“To Say Nothing”: Variations on the Theme of Silence in Selected Works by Sor Juana Inés de la Cruz, Sandra Cisneros, and María Luisa Bombal

Hannah M. Frantz '13, Gettysburg College

Final paper for Prof. Valiela's WGS221/LAS222 “Bridging the Borders: U.S. Latina and Latin American Women Writers,” spring 2012

Abstract

This paper explores the various ways in which Sor Juana Inés de la Cruz’s La Respuesta, Sandra Cisneros’s “Woman Hollering Creek,” and María Luisa Bombal’s “The Tree” address the theme of silence. It interrogates how the female characters in each of these works are silenced as well as their responses to that oppression. Meaning is subjective, so writing is a safe outlet for the oppressed. These works each identify an oppressor, either a husband or the male dominated church, as well as an oppressed individual, who is the female lead.
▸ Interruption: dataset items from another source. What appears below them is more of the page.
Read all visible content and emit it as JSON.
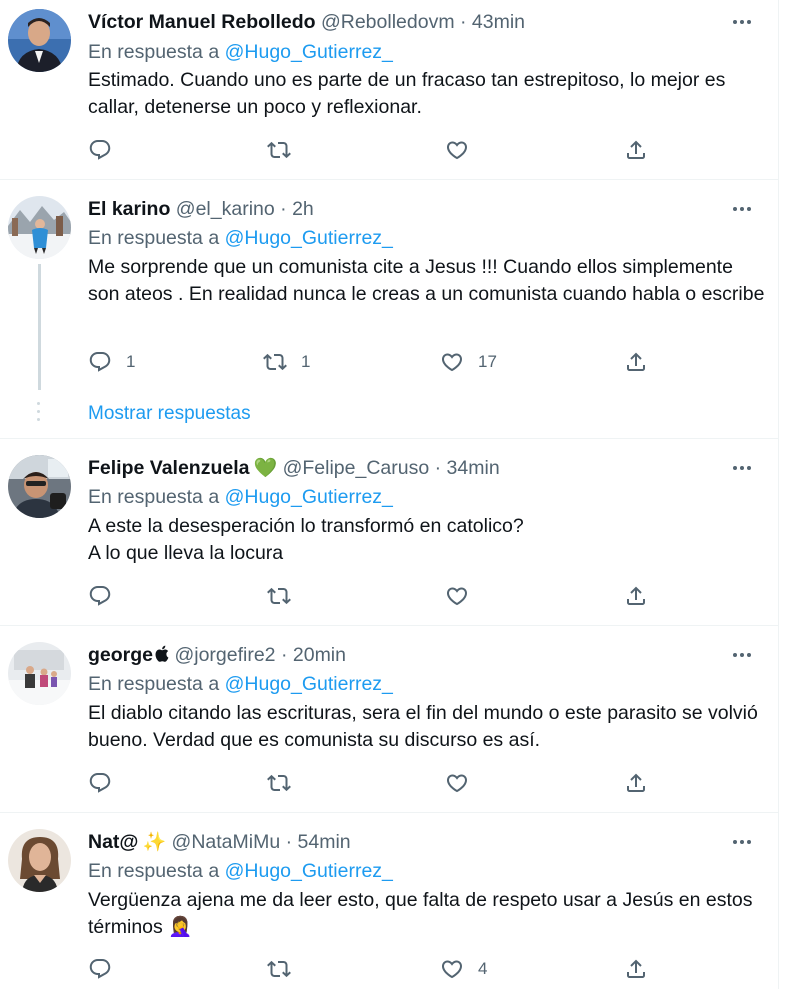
{
  "colors": {
    "link": "#1d9bf0",
    "secondary": "#536471",
    "text": "#0f1419",
    "divider": "#eff3f4"
  },
  "tweets": [
    {
      "name": "Víctor Manuel Rebolledo",
      "handle": "@Rebolledovm",
      "dot": "·",
      "time": "43min",
      "reply_prefix": "En respuesta a",
      "reply_to": "@Hugo_Gutierrez_",
      "lines": [
        "Estimado. Cuando uno es parte de un fracaso tan estrepitoso, lo mejor es callar, detenerse un poco y reflexionar."
      ],
      "counts": {
        "replies": "",
        "retweets": "",
        "likes": ""
      }
    },
    {
      "name": "El karino",
      "handle": "@el_karino",
      "dot": "·",
      "time": "2h",
      "reply_prefix": "En respuesta a",
      "reply_to": "@Hugo_Gutierrez_",
      "lines": [
        "Me sorprende que un comunista cite a Jesus !!! Cuando ellos simplemente son ateos . En realidad nunca le creas a un comunista cuando habla o escribe"
      ],
      "counts": {
        "replies": "1",
        "retweets": "1",
        "likes": "17"
      },
      "show_replies": "Mostrar respuestas"
    },
    {
      "name": "Felipe Valenzuela",
      "name_emoji": "💚",
      "handle": "@Felipe_Caruso",
      "dot": "·",
      "time": "34min",
      "reply_prefix": "En respuesta a",
      "reply_to": "@Hugo_Gutierrez_",
      "lines": [
        "A este la desesperación lo transformó en catolico?",
        "A lo que lleva la locura"
      ],
      "counts": {
        "replies": "",
        "retweets": "",
        "likes": ""
      }
    },
    {
      "name": "george",
      "name_emoji": "",
      "handle": "@jorgefire2",
      "dot": "·",
      "time": "20min",
      "reply_prefix": "En respuesta a",
      "reply_to": "@Hugo_Gutierrez_",
      "lines": [
        "El diablo citando las escrituras, sera el fin del mundo o este parasito se volvió bueno. Verdad que es comunista su discurso es así."
      ],
      "counts": {
        "replies": "",
        "retweets": "",
        "likes": ""
      }
    },
    {
      "name": "Nat@",
      "name_emoji": "✨",
      "handle": "@NataMiMu",
      "dot": "·",
      "time": "54min",
      "reply_prefix": "En respuesta a",
      "reply_to": "@Hugo_Gutierrez_",
      "lines": [
        "Vergüenza ajena me da leer esto, que falta de respeto usar a Jesús en estos términos 🤦‍♀️"
      ],
      "counts": {
        "replies": "",
        "retweets": "",
        "likes": "4"
      }
    }
  ]
}
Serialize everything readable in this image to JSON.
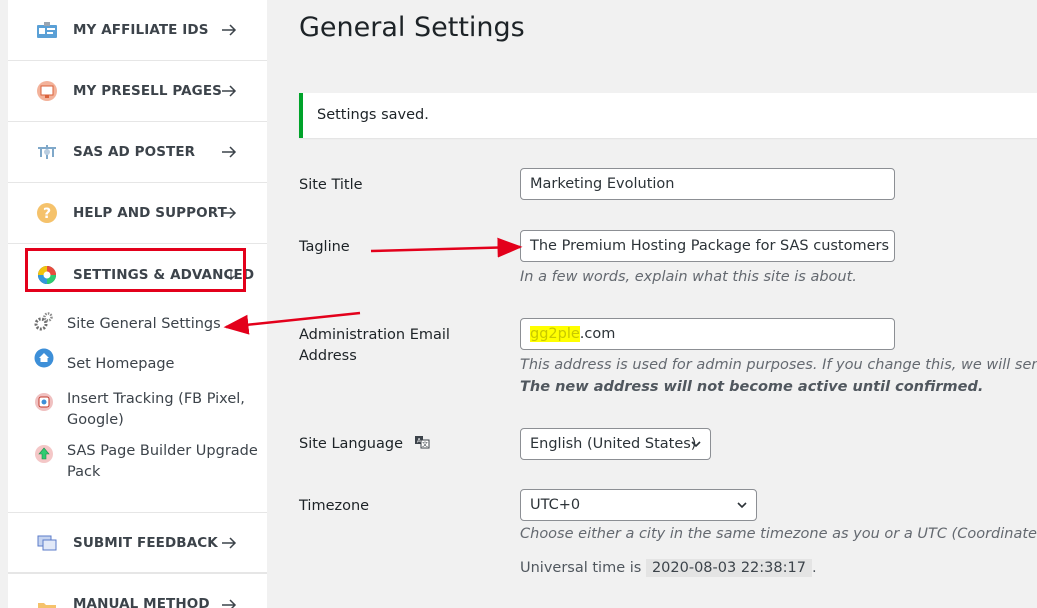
{
  "sidebar": {
    "items": [
      {
        "label": "MY AFFILIATE IDS",
        "icon": "id-card-icon"
      },
      {
        "label": "MY PRESELL PAGES",
        "icon": "presell-icon"
      },
      {
        "label": "SAS AD POSTER",
        "icon": "ad-poster-icon"
      },
      {
        "label": "HELP AND SUPPORT",
        "icon": "help-icon"
      },
      {
        "label": "SETTINGS & ADVANCED",
        "icon": "settings-palette-icon"
      },
      {
        "label": "SUBMIT FEEDBACK",
        "icon": "feedback-icon"
      },
      {
        "label": "MANUAL METHOD",
        "icon": "folder-icon"
      }
    ],
    "sub_items": [
      {
        "label": "Site General Settings",
        "icon": "gears-icon"
      },
      {
        "label": "Set Homepage",
        "icon": "home-icon"
      },
      {
        "label": "Insert Tracking (FB Pixel, Google)",
        "icon": "tracking-icon"
      },
      {
        "label": "SAS Page Builder Upgrade Pack",
        "icon": "upgrade-icon"
      }
    ]
  },
  "main": {
    "title": "General Settings",
    "notice": "Settings saved.",
    "fields": {
      "site_title": {
        "label": "Site Title",
        "value": "Marketing Evolution"
      },
      "tagline": {
        "label": "Tagline",
        "value": "The Premium Hosting Package for SAS customers",
        "description": "In a few words, explain what this site is about."
      },
      "admin_email": {
        "label": "Administration Email Address",
        "value_suffix": ".com",
        "description": "This address is used for admin purposes. If you change this, we will send yo",
        "description_bold": "The new address will not become active until confirmed."
      },
      "site_language": {
        "label": "Site Language",
        "value": "English (United States)"
      },
      "timezone": {
        "label": "Timezone",
        "value": "UTC+0",
        "description": "Choose either a city in the same timezone as you or a UTC (Coordinated Un"
      },
      "universal_time": {
        "prefix": "Universal time is",
        "value": "2020-08-03 22:38:17",
        "suffix": "."
      }
    }
  },
  "colors": {
    "accent_red": "#e3001b",
    "notice_green": "#00a32a",
    "highlight": "#ffff00"
  }
}
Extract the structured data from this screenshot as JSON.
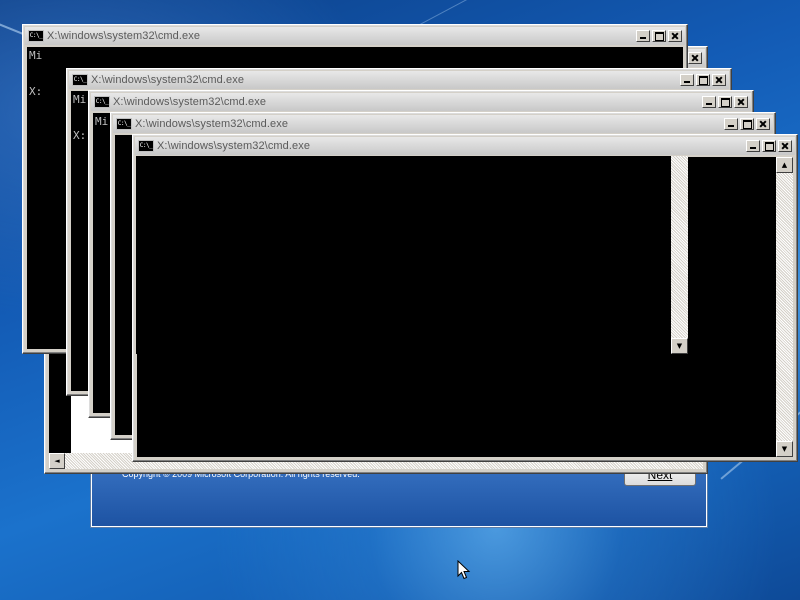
{
  "setup": {
    "copyright": "Copyright © 2009 Microsoft Corporation. All rights reserved.",
    "next_label": "Next"
  },
  "cmd": {
    "title": "X:\\windows\\system32\\cmd.exe",
    "icon_text": "C:\\_",
    "line_mi": "Mi",
    "line_x": "X:",
    "up_arrow": "▲",
    "down_arrow": "▼",
    "left_arrow": "◄"
  },
  "colors": {
    "console_bg": "#000000",
    "window_frame": "#d4d0c8",
    "title_text": "#5a5a5a",
    "wallpaper_blue": "#1b72cc"
  },
  "icons": {
    "window_icon": "cmd-icon",
    "minimize": "minimize-icon",
    "maximize": "maximize-icon",
    "close": "close-icon",
    "pointer": "mouse-pointer-icon"
  }
}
In La Respuesta, the Catholic church, and specifically “Sor Filotea” tries to silence Sor Juana. She regards silence as a tool because “what it signifies may be understood” in its absence (43). Brígida, from Bombal’s “The Tree” suffers under the oppression of her aged husband, Luis. She uses silence as a weapon and chooses it to rebel against her inability to communicate. Cisneros focuses very specifically on language and the ability to produce sound in “Woman Hollering Creek.” Her female character, Cleófilas, is silenced by her husband’s physical and emotional abuse. She must literally break her silence with a holler in order to overcome his oppression. Each of these women regards silence differently, but in one form or another, each of their female characters manages to break through that silence and out of their oppression.